When we get stressed out and overwhelmed and ‘lose it’ on the people around us.
When we completely forget a friend’s birthday party that we’d promised to attend.
When we act without thinking about the impacts of our words or our actions on the people around us.
When we fail to live up to our own standards for ourselves, or the standards others desperately wish or even need us to conform to.
And the prevailing responses in all of these cases is either to become defensive or to grovel in guilt or wallow in shame.
The problem with all three of these responses, is that all of them create big emotions that we then use to distance ourselves from the pain of the one we’ve hurt. If our emotions are big enough to take up the whole room, we don’t have to see the emotions of the person who is suffering. They are actually just different forms of self-protection.

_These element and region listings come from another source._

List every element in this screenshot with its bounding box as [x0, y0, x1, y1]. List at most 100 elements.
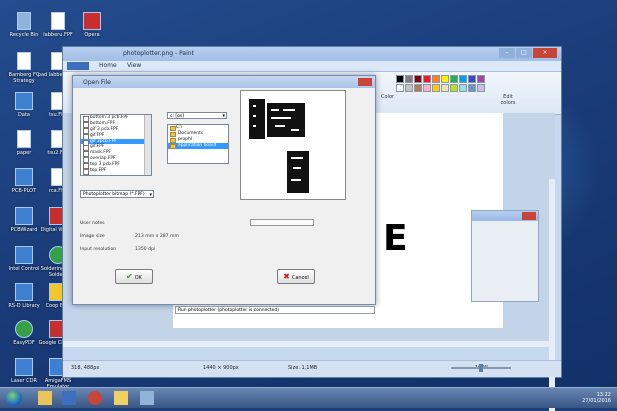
clock-date: 27/01/2016: [582, 398, 611, 404]
shortcut-icon: [17, 130, 31, 148]
color-swatch[interactable]: [396, 84, 404, 92]
desktop-icon-label: PCBWizard: [10, 227, 38, 233]
color-swatch[interactable]: [450, 84, 458, 92]
color-swatch[interactable]: [477, 84, 485, 92]
window-controls: – □ ×: [499, 48, 557, 58]
horizontal-scrollbar[interactable]: [63, 341, 555, 347]
file-size: Size: 1,1MB: [288, 365, 318, 371]
secondary-close-button[interactable]: [522, 212, 536, 220]
color-swatch[interactable]: [432, 84, 440, 92]
pcb-preview-image: [249, 99, 309, 193]
shortcut-icon: [15, 358, 33, 376]
pcb-preview: [240, 90, 346, 200]
zoom-thumb[interactable]: [479, 364, 483, 372]
color-swatch[interactable]: [468, 84, 476, 92]
color-swatch[interactable]: [396, 75, 404, 83]
minimize-button[interactable]: –: [499, 48, 515, 58]
connection-status: Run photoplotter (photoplotter is connec…: [175, 306, 375, 314]
dialog-title: Open File: [83, 79, 111, 86]
close-button[interactable]: ×: [533, 48, 557, 58]
color-swatch[interactable]: [459, 84, 467, 92]
input-resolution-label: Input resolution: [80, 247, 117, 252]
progress-bar: [250, 219, 314, 226]
desktop-icon[interactable]: Opera: [70, 12, 114, 38]
desktop-icon-label: Intel Control: [8, 266, 40, 272]
color-swatch[interactable]: [477, 75, 485, 83]
color-swatch[interactable]: [432, 75, 440, 83]
desktop-icon-label: Data: [18, 112, 30, 118]
canvas-text-2: E: [383, 218, 410, 259]
paint-taskbar-icon[interactable]: [114, 391, 128, 405]
color-label: Color: [381, 94, 395, 100]
shortcut-icon: [15, 92, 33, 110]
zoom-slider[interactable]: [451, 364, 511, 372]
desktop-icon-label: Recycle Bin: [9, 32, 39, 38]
desktop-icon-label: RS-D Library: [8, 303, 40, 309]
opera-icon[interactable]: [88, 391, 102, 405]
shortcut-icon: [15, 207, 33, 225]
ok-button[interactable]: ✔ OK: [115, 269, 153, 284]
folder-list[interactable]: C:\ Documents prophl application board: [167, 124, 229, 164]
file-item[interactable]: top.FPF: [81, 168, 151, 175]
secondary-window: [471, 210, 539, 302]
drive-select[interactable]: c: [os]: [167, 112, 227, 120]
ribbon-tabs: Home View: [63, 61, 561, 72]
dialog-close-button[interactable]: [358, 78, 372, 86]
color-swatch[interactable]: [450, 75, 458, 83]
check-icon: ✔: [126, 272, 133, 281]
status-bar: 318, 488px 1440 × 900px Size: 1,1MB 100%: [63, 360, 561, 377]
color-swatch[interactable]: [441, 84, 449, 92]
input-resolution-value: 1350 dpi: [135, 247, 156, 252]
shortcut-icon: [15, 283, 33, 301]
explorer-icon[interactable]: [38, 391, 52, 405]
shortcut-icon: [15, 320, 33, 338]
cancel-button[interactable]: ✖ Cancel: [277, 269, 315, 284]
file-menu-button[interactable]: [67, 62, 89, 70]
user-notes-label: User notes: [80, 221, 105, 226]
dimensions: 1440 × 900px: [203, 365, 239, 371]
image-size-value: 213 mm x 287 mm: [135, 234, 179, 239]
color-swatch[interactable]: [423, 75, 431, 83]
shortcut-icon: [83, 12, 101, 30]
folder-item[interactable]: application board: [168, 143, 228, 149]
image-size-label: Image size: [80, 234, 105, 239]
shortcut-icon: [51, 12, 65, 30]
desktop-icon-label: labberu.FPF: [43, 32, 73, 38]
media-player-icon[interactable]: [62, 391, 76, 405]
shortcut-icon: [15, 168, 33, 186]
desktop-icon-label: paper: [16, 150, 32, 156]
taskbar: 13:22 27/01/2016: [0, 387, 617, 408]
color-swatch[interactable]: [441, 75, 449, 83]
color-swatch[interactable]: [468, 75, 476, 83]
cancel-label: Cancel: [291, 275, 309, 281]
file-list[interactable]: bottom 3 pcb.FPF bottom.FPF gif 3 pcb.FPF g…: [80, 114, 152, 176]
edit-colors-button[interactable]: Edit colors: [495, 94, 521, 106]
paint-titlebar[interactable]: photoplotter.png - Paint – □ ×: [63, 47, 561, 61]
start-button[interactable]: [6, 390, 22, 406]
shortcut-icon: [17, 52, 31, 70]
color-palette: [396, 75, 485, 92]
desktop-icon-label: Bamberg FC Strategy: [8, 72, 40, 84]
file-list-scrollbar[interactable]: [144, 115, 151, 175]
file-type-select[interactable]: Photoplotter bitmap (*.FPF): [80, 190, 154, 199]
tab-home[interactable]: Home: [99, 62, 117, 69]
maximize-button[interactable]: □: [516, 48, 532, 58]
cross-icon: ✖: [283, 272, 290, 281]
tab-view[interactable]: View: [127, 62, 141, 69]
cursor-position: 318, 488px: [71, 365, 100, 371]
color-swatch[interactable]: [414, 75, 422, 83]
photoplotter-taskbar-icon[interactable]: [140, 391, 154, 405]
color-swatch[interactable]: [405, 75, 413, 83]
color-swatch[interactable]: [423, 84, 431, 92]
dialog-titlebar[interactable]: Open File: [73, 76, 375, 88]
desktop-icon-label: EasyPDF: [13, 340, 35, 346]
desktop-icon-label: Laser CDR: [11, 378, 37, 384]
shortcut-icon: [17, 12, 31, 30]
color-swatch[interactable]: [459, 75, 467, 83]
secondary-titlebar[interactable]: [472, 211, 538, 221]
desktop-icon-label: Opera: [84, 32, 100, 38]
color-swatch[interactable]: [405, 84, 413, 92]
color-swatch[interactable]: [414, 84, 422, 92]
system-tray: 13:22 27/01/2016: [582, 392, 611, 404]
paint-title: photoplotter.png - Paint: [123, 50, 194, 57]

But what’s the alternative?
I think the alternative is grief.
It’s seeing the pain of the other person, and entering into that pain.
It’s grieving the gap between the way things are and the way they were meant to be.
In a week of #metoo, it would be so very easy for so many people to get defensive. For so many others to get pulled down by guilt or shame. None of these responses have any potential to bring transformation or change.
What can be done is to grieve.
To grieve the pain of close to 1:1 women who have experienced sexual abuse, assault or harassment at some point in their lives.
To grieve the pain of a society that has failed to teach consent to it’s men – young and old – and failed to give them a healthy understanding of their own sexuality or the tools necessary for self-control.
To grieve the pain of a world that for so long has operated on the assumption that more than half of it’s citizens are somehow things, instead of the unique, incredible people they really are.
To grieve the pain of a world that things that has dehumanized itself to the point where no one seems immune to these violent and unprovoked acts.
And we need to grieve all of the lost potential from those who have been refused a voice or a seat at the table, all those who were told to hide or were beaten down for speaking up.
Grieving will require that we feel the pain.
Grieving will require that we dig deep to understand what underlying assumptions got us here in the first place.
Grieving may require apologies, but it will certainly require new ways of living – ways that spring organically and compassionately out of the deep knowledge and insight that comes from a listening posture of grief.
So if you’re looking for a response to all that is #metoo, I would encourage you – lean into grief, not guilt.
That’s the path to transformation and change.